We finally reached Condon, and there I found out the source of the backup. A county sheriff's car was parked at the stop sign for the intersection of highways 19 and 206. The officer may not have been checking to see that every car came to a complete stop and looked every direction before proceeding, but that was the effect. The additional effect was that traffic was backed up for more than 20 miles.
I didn't see anybody stopping in Condon, which was a shame because Condon is a cute little town and has a restored, historic hotel. Once past the stop sign in Condon, it was smooth driving all the way to Arlington on I-84.
Arlington is most notorious for firing its mayor a decade ago when she posed in lacy lingerie on the town fire engine. I-84 was smooth until almost to Portland, when we ran into the other Washingtonians and BCers heading north from Salem, Albany and Depoe Bay.

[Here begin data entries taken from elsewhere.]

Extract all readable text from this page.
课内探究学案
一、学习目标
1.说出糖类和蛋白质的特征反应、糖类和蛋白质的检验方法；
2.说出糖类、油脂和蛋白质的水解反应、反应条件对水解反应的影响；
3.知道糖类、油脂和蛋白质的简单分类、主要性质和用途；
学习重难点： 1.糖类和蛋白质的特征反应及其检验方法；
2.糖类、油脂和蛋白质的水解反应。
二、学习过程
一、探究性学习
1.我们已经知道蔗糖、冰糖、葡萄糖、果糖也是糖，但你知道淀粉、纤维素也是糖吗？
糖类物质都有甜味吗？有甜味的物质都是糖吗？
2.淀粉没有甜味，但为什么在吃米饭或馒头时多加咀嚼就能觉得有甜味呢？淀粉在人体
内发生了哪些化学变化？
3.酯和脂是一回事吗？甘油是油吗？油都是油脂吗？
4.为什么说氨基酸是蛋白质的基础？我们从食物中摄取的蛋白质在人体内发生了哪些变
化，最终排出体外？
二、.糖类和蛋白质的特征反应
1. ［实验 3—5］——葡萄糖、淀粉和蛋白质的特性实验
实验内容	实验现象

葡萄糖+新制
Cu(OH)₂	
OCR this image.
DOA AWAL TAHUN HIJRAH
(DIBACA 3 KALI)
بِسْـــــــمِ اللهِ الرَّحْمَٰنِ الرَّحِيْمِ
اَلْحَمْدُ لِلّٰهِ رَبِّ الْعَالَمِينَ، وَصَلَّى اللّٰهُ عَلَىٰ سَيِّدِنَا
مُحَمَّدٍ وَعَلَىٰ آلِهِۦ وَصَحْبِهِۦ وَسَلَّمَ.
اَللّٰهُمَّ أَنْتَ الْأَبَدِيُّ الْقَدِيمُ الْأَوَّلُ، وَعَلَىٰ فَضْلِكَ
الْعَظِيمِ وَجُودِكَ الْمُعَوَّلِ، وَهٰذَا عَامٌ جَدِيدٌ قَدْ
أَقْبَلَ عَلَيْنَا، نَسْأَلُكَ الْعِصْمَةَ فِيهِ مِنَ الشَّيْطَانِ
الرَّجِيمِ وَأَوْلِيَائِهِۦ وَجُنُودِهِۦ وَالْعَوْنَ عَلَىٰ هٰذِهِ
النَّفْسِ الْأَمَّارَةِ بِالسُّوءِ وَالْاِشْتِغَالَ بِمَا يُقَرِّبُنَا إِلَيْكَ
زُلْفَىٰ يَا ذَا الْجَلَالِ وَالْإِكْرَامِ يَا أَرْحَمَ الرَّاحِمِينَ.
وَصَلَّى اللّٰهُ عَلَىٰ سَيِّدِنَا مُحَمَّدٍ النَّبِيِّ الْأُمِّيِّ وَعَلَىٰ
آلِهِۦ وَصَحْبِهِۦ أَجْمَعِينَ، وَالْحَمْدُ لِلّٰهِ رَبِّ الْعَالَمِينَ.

It was a jam all the way home. Traffic would clog and sometimes stop. Then it would break loose for a few miles. Clog again and break loose again, all the way home. I thought that the Washington Department of Transportation should be out monitoring, as the choke points would be obvious for improving traffic flow in the future. Unlike Oregon, I have been in this sort of jam on I-5 before, heading home on a Sunday when the weather has been good.
My drive took nearly 10 hours, including a gas stop in the Dalles. Like the old Visa commercials, there was a cost in time away from work and money for the trip, but the experience to see a total eclipse was priceless.
I had seen partial eclipses before; the difference in seeing it go total is indescribable. And for me, Orion and Venus were just an unexpected bonus to the day.
Tim Raetzloff operates Abarim Business Computers at Harbor Square in Edmonds. What he writes combines his sense of history and his sense of numbers. Neither he nor Abarim have an investment in any of the companies mentioned in this column.